Stories of the People, the Streets, and the Life of the City Past and Present
Edited by James Barron
Editorial coordination by Mitchel Levitas
Introduction by Anna Quindlen
This unique volume uncovers the most fascinating and compelling stories from The New York Times about the city the paper calls home.
More than 200 articles and an abundance of photographs, illustrations, maps, and graphs from the preeminent newspaper in the world take a look at the history and personality of the world’s most influential city. Read firsthand accounts of the subway opening in 1904 and the day the Metrocard was introduced; the fall of Tammany Hall and recurring corruption in city politics; the Son of Sam murders; jazz clubs in the 1920s and legendary performances at the Fillmore East; baseball’s Jackie Robinson breaking the color barrier at Brooklyn’s storied Ebbets Field in 1947; the 1977 and 2004 blackouts; the openings and closings of the city’s most beloved restaurants; and much more. Not just a historical account, this is a fascinating, sometimes funny, and often moving look at how people in New York live, eat, travel, mourn, fight, love, and celebrate.
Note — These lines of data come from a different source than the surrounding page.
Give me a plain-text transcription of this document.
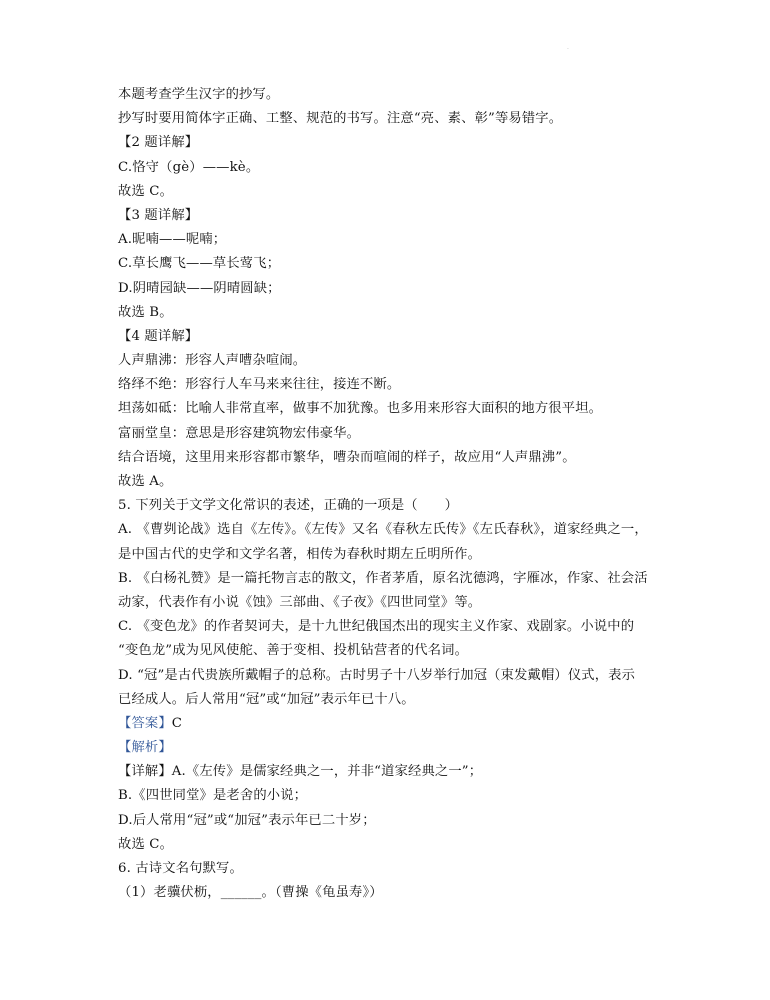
.
本题考查学生汉字的抄写。
抄写时要用简体字正确、工整、规范的书写。注意“亮、素、彰”等易错字。
【2 题详解】
C.恪守（gè）——kè。
故选 C。
【3 题详解】
A.昵喃——呢喃；
C.草长鹰飞——草长莺飞；
D.阴晴园缺——阴晴圆缺；
故选 B。
【4 题详解】
人声鼎沸：形容人声嘈杂喧闹。
络绎不绝：形容行人车马来来往往，接连不断。
坦荡如砥：比喻人非常直率，做事不加犹豫。也多用来形容大面积的地方很平坦。
富丽堂皇：意思是形容建筑物宏伟豪华。
结合语境，这里用来形容都市繁华，嘈杂而喧闹的样子，故应用“人声鼎沸”。
故选 A。
5. 下列关于文学文化常识的表述，正确的一项是（　　）
A. 《曹刿论战》选自《左传》。《左传》又名《春秋左氏传》《左氏春秋》，道家经典之一，
是中国古代的史学和文学名著，相传为春秋时期左丘明所作。
B. 《白杨礼赞》是一篇托物言志的散文，作者茅盾，原名沈德鸿，字雁冰，作家、社会活
动家，代表作有小说《蚀》三部曲、《子夜》《四世同堂》等。
C. 《变色龙》的作者契诃夫，是十九世纪俄国杰出的现实主义作家、戏剧家。小说中的
“变色龙”成为见风使舵、善于变相、投机钻营者的代名词。
D. “冠”是古代贵族所戴帽子的总称。古时男子十八岁举行加冠（束发戴帽）仪式，表示
已经成人。后人常用“冠”或“加冠”表示年已十八。
【答案】C
【解析】
【详解】A.《左传》是儒家经典之一，并非“道家经典之一”；
B.《四世同堂》是老舍的小说；
D.后人常用“冠”或“加冠”表示年已二十岁；
故选 C。
6. 古诗文名句默写。
（1）老骥伏枥，______。（曹操《龟虽寿》）
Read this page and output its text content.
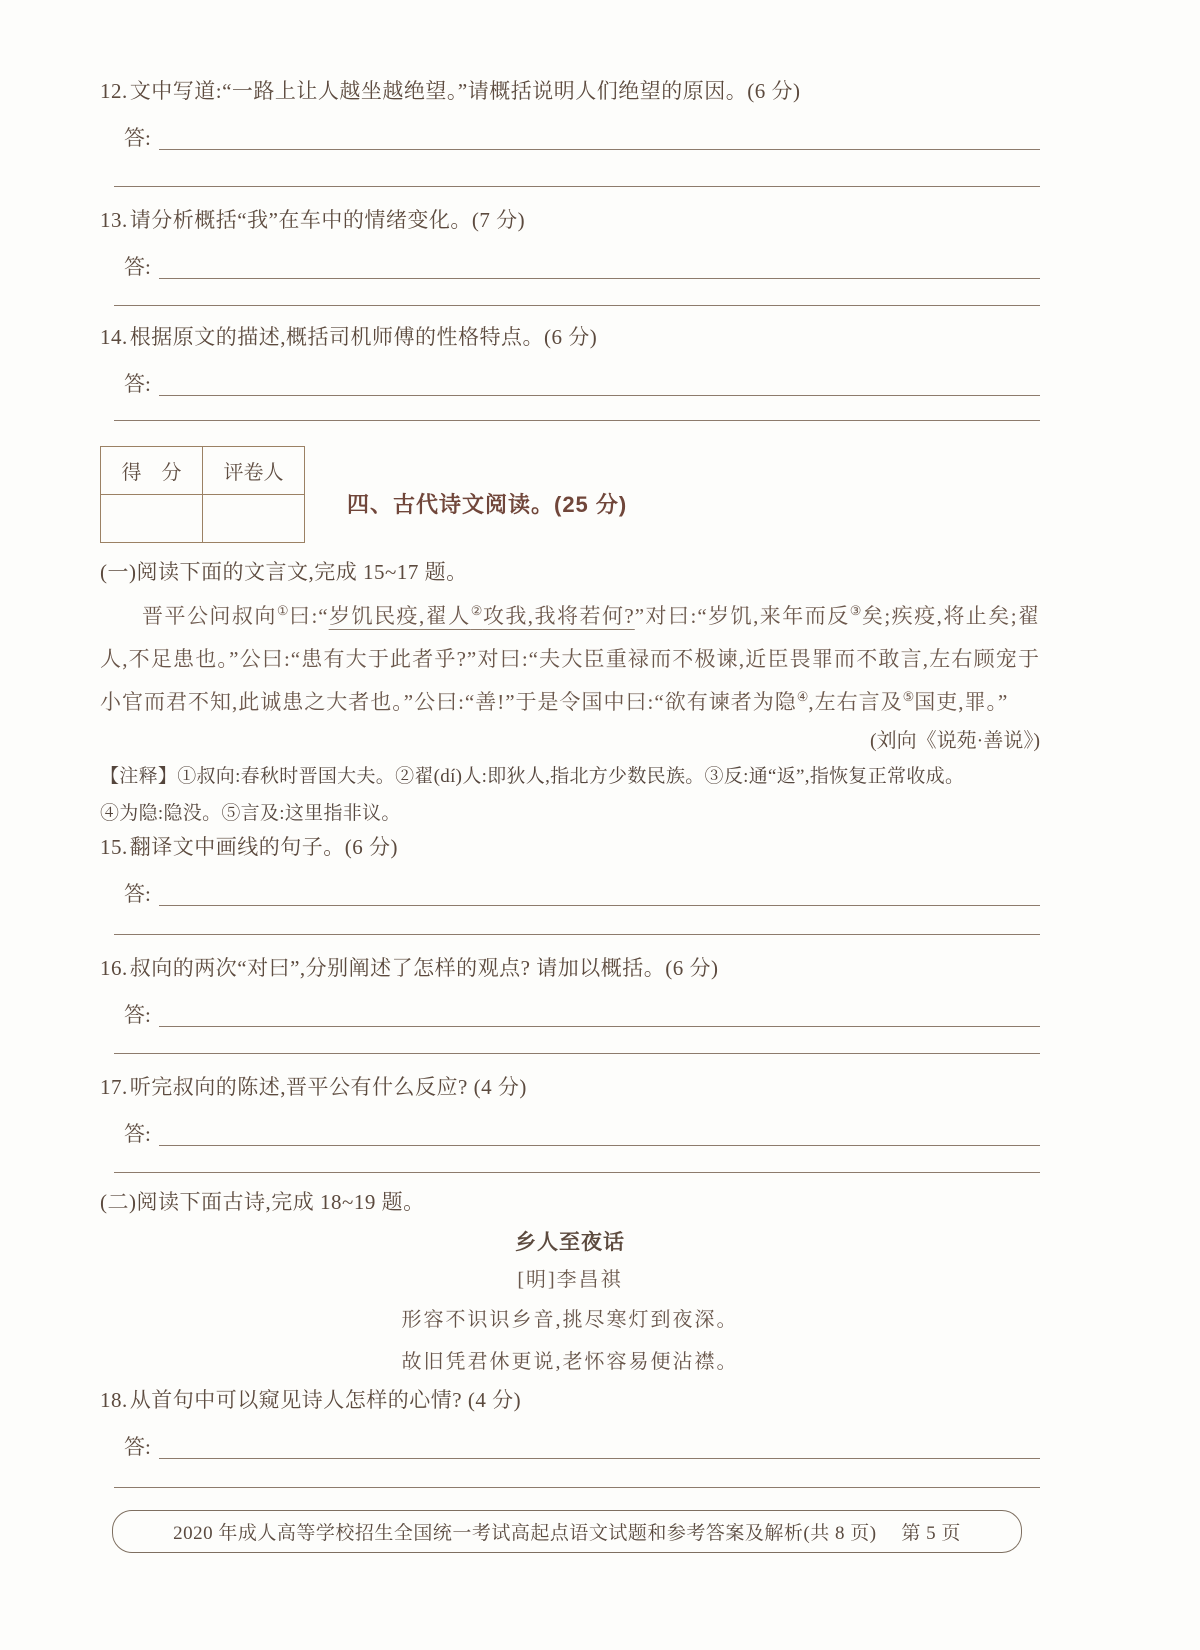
12.文中写道:“一路上让人越坐越绝望。”请概括说明人们绝望的原因。(6 分)
答:
13.请分析概括“我”在车中的情绪变化。(7 分)
答:
14.根据原文的描述,概括司机师傅的性格特点。(6 分)
答:
得　分	评卷人

四、古代诗文阅读。(25 分)
(一)阅读下面的文言文,完成 15~17 题。
晋平公问叔向①曰:“岁饥民疫,翟人②攻我,我将若何?”对曰:“岁饥,来年而反③矣;疾疫,将止矣;翟人,不足患也。”公曰:“患有大于此者乎?”对曰:“夫大臣重禄而不极谏,近臣畏罪而不敢言,左右顾宠于小官而君不知,此诚患之大者也。”公曰:“善!”于是令国中曰:“欲有谏者为隐④,左右言及⑤国吏,罪。”
(刘向《说苑·善说》)
【注释】①叔向:春秋时晋国大夫。②翟(dí)人:即狄人,指北方少数民族。③反:通“返”,指恢复正常收成。
④为隐:隐没。⑤言及:这里指非议。
15.翻译文中画线的句子。(6 分)
答:
16.叔向的两次“对曰”,分别阐述了怎样的观点? 请加以概括。(6 分)
答:
17.听完叔向的陈述,晋平公有什么反应? (4 分)
答:
(二)阅读下面古诗,完成 18~19 题。
乡人至夜话
[明]李昌祺
形容不识识乡音,挑尽寒灯到夜深。
故旧凭君休更说,老怀容易便沾襟。
18.从首句中可以窥见诗人怎样的心情? (4 分)
答:
2020 年成人高等学校招生全国统一考试高起点语文试题和参考答案及解析(共 8 页)　 第 5 页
Organized by theme, the book includes original writings on all topics related to city life, including art, architecture, transportation, politics, neighborhoods, people, sports, business, food, and more. Includes articles from such well-known Times writers as Meyer Berger, Gay Talese, Anna Quindlen, Israel Shenker, Brooks Atkinson, Frank Rich, Ada Louise Huxtable, John Kieran, Russell Baker, and more. Special contributors who have written about New York for the Times include Paul Auster, Woody Allen, and E.B. White, among others.